A lot of really great responses here. I generally agree with most of what people have said. I try to keep an open mind to all player feedback, but have some very clear lines I draw. If I can accommodate players with little cost I'll gladly do it. But I won't undermine my own design goals in the process. Clarity is the key to feedback for me, the better I can understand where people are coming from the more I can hone in on a potential solution. I'm not a mind reader so if someone is displeased with one of my quests but can't say why, there's nothing I can do to help them. Feedback in the form of suggestions can be rather hit or miss. Sometimes it's spot on, but like Mani Kanina and others have said, often times non-designers really don't know what they're talking about. The absolute best feedback you can receive is detailed, clearly written, informed, and fits with the creator's design.
When it comes to giving feedback myself, I'm a bit torn between the reviewer and critic sides. A lot of the time players will not actually look at reviews when picking out a quest so the one who stands to gain the most from it is the designer. But then it can also seem rude and demanding to be talking at the questmaker directly. I usually end up with a somewhat confused middle ground. I've been drifting away from using a score based system since it's often reductive, boiling something very objective down to a more rigid measurement. It's important for things like database sorting, but it's also easy to take it way more seriously than it deserves. I think the reason I write reviews is just to get my thoughts at the moment written down somewhere. That somewhere doesn't necessarily have to be public, but a short reply, a liked comment, or maybe even a more detailed and thought out response, these things are nice. Means someone saw some kind of value in what I had to say.
The most reasonable accommodations are always low effort, low impact things. Small bugfixes are a great example. Few people want a buggy game, so the developer and player share a common interest there usually. It's pretty much a no brainer to fix them if there's time. Next would be small editor tweaks like adding a shortcut, presuming it doesn't interfere with the game's intent. The further reaching the change goes and the more the developer has to bend over backwards, the less reasonable it becomes. By the time it gets to the point of "make your whole game easier/harder so I can enjoy it," well...Don't be surprised if you get a half baked compromise of a system.
Also, this entire matter is somewhat ironic considering moosh (the author of this thread) made a huge update and restructuring of their quest based on my critique of it. As should be clear by my views expressed so far, I don't think that was necessarily a good thing.
This was actually something in the back of my brain while writing the topic. Ultimately I'm happy with everything added in that update and I do think it was the right call, but it did have some unintended side effects due to the age of the quest. The new content casts the old in a different light, making the quest seem more polished the deeper you go in instead of the consistent level of jank it used to have.

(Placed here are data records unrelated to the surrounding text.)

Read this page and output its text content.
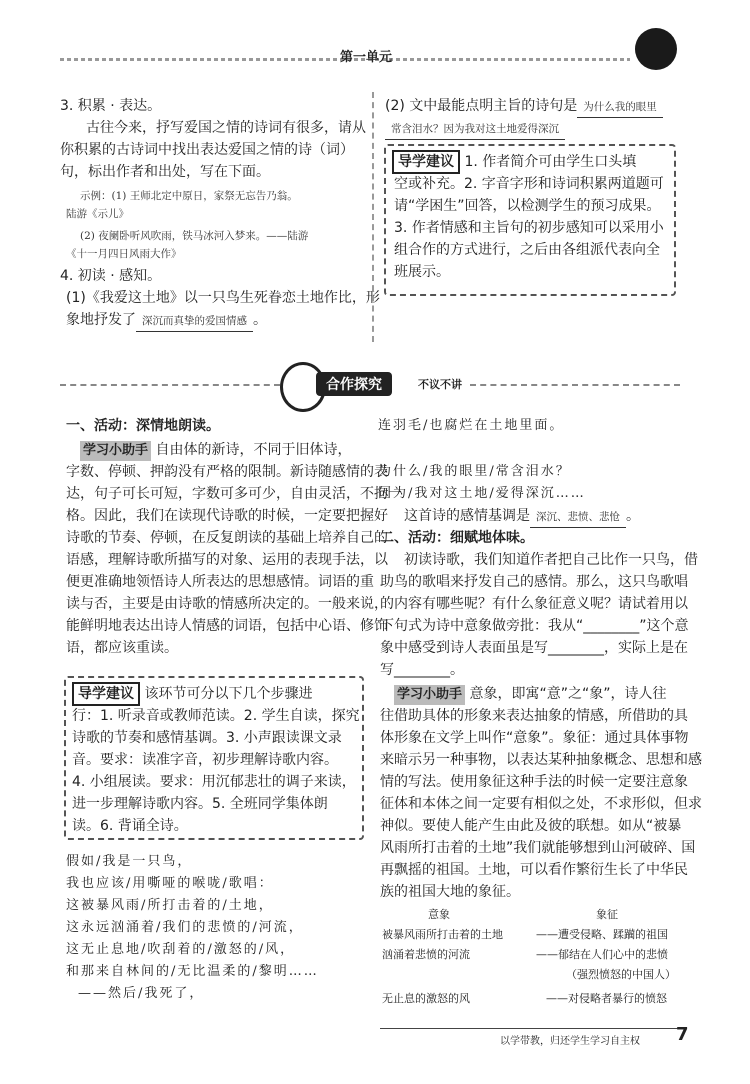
第一单元
3. 积累 · 表达。
古往今来，抒写爱国之情的诗词有很多，请从
你积累的古诗词中找出表达爱国之情的诗（词）
句，标出作者和出处，写在下面。
示例：(1) 王师北定中原日，家祭无忘告乃翁。
陆游《示儿》
(2) 夜阑卧听风吹雨，铁马冰河入梦来。——陆游
《十一月四日风雨大作》
4. 初读 · 感知。
(1)《我爱这土地》以一只鸟生死眷恋土地作比，形
象地抒发了 深沉而真挚的爱国情感 。
(2) 文中最能点明主旨的诗句是 为什么我的眼里
常含泪水？因为我对这土地爱得深沉
导学建议 1. 作者简介可由学生口头填
空或补充。2. 字音字形和诗词积累两道题可
请“学困生”回答，以检测学生的预习成果。
3. 作者情感和主旨句的初步感知可以采用小
组合作的方式进行，之后由各组派代表向全
班展示。
合作探究	不议不讲
一、活动：深情地朗读。
学习小助手 自由体的新诗，不同于旧体诗，
字数、停顿、押韵没有严格的限制。新诗随感情的表
达，句子可长可短，字数可多可少，自由灵活，不拘一
格。因此，我们在读现代诗歌的时候，一定要把握好
诗歌的节奏、停顿，在反复朗读的基础上培养自己的
语感，理解诗歌所描写的对象、运用的表现手法，以
便更准确地领悟诗人所表达的思想感情。词语的重
读与否，主要是由诗歌的情感所决定的。一般来说，
能鲜明地表达出诗人情感的词语，包括中心语、修饰
语，都应该重读。
导学建议 该环节可分以下几个步骤进
行：1. 听录音或教师范读。2. 学生自读，探究
诗歌的节奏和感情基调。3. 小声跟读课文录
音。要求：读准字音，初步理解诗歌内容。
4. 小组展读。要求：用沉郁悲壮的调子来读，
进一步理解诗歌内容。5. 全班同学集体朗
读。6. 背诵全诗。
假如/我是一只鸟，
我也应该/用嘶哑的喉咙/歌唱：
这被暴风雨/所打击着的/土地，
这永远汹涌着/我们的悲愤的/河流，
这无止息地/吹刮着的/激怒的/风，
和那来自林间的/无比温柔的/黎明……
——然后/我死了，
连羽毛/也腐烂在土地里面。
为什么/我的眼里/常含泪水？
因为/我对这土地/爱得深沉……
这首诗的感情基调是 深沉、悲愤、悲怆 。
二、活动：细赋地体味。
初读诗歌，我们知道作者把自己比作一只鸟，借
助鸟的歌唱来抒发自己的感情。那么，这只鸟歌唱
的内容有哪些呢？有什么象征意义呢？请试着用以
下句式为诗中意象做旁批：我从“________”这个意
象中感受到诗人表面虽是写________，实际上是在
写________。
学习小助手 意象，即寓“意”之“象”，诗人往
往借助具体的形象来表达抽象的情感，所借助的具
体形象在文学上叫作“意象”。象征：通过具体事物
来暗示另一种事物，以表达某种抽象概念、思想和感
情的写法。使用象征这种手法的时候一定要注意象
征体和本体之间一定要有相似之处，不求形似，但求
神似。要使人能产生由此及彼的联想。如从“被暴
风雨所打击着的土地”我们就能够想到山河破碎、国
再飘摇的祖国。土地，可以看作繁衍生长了中华民
族的祖国大地的象征。
意象	象征
被暴风雨所打击着的土地	——遭受侵略、蹂躏的祖国
汹涌着悲愤的河流	——郁结在人们心中的悲愤
（强烈愤怒的中国人）
无止息的激怒的风	——对侵略者暴行的愤怒
以学带教，归还学生学习自主权 7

And a few criticisms in the original review weren't actually even addressed. I mostly used it as a catalyst to go off doing my own thing taking a few of the more notable points and running with them.
However, if you look to games where players are paying money for the game it could then be argued that they are "the boss". Not any single player holds this "boss" status but as a collective, the playerbase is able to influence the quest-maker's final say because as a collective, the playerbase can stop funding the game and this would spell disaster for any commercial game. Therefore in that instance, the playerbase is "the boss" and is able to bark orders that a developer is more or less compelled to follow.
Technically this can still happen with fangames to a degree. It's just more subtle because there's less of a noticeable measure of how well a game "sells" and the success of the game has no impact on the designer's livelihood. But most of us still do want our target audiences to actually play what we make and that implies designing something they'd want to play, giving them a small degree of "boss"-ness. Of course what we do is so niche to begin with you can pick and choose and almost always find an audience of some size.
Edited by Moosh, 31 July 2020 - 11:32 PM.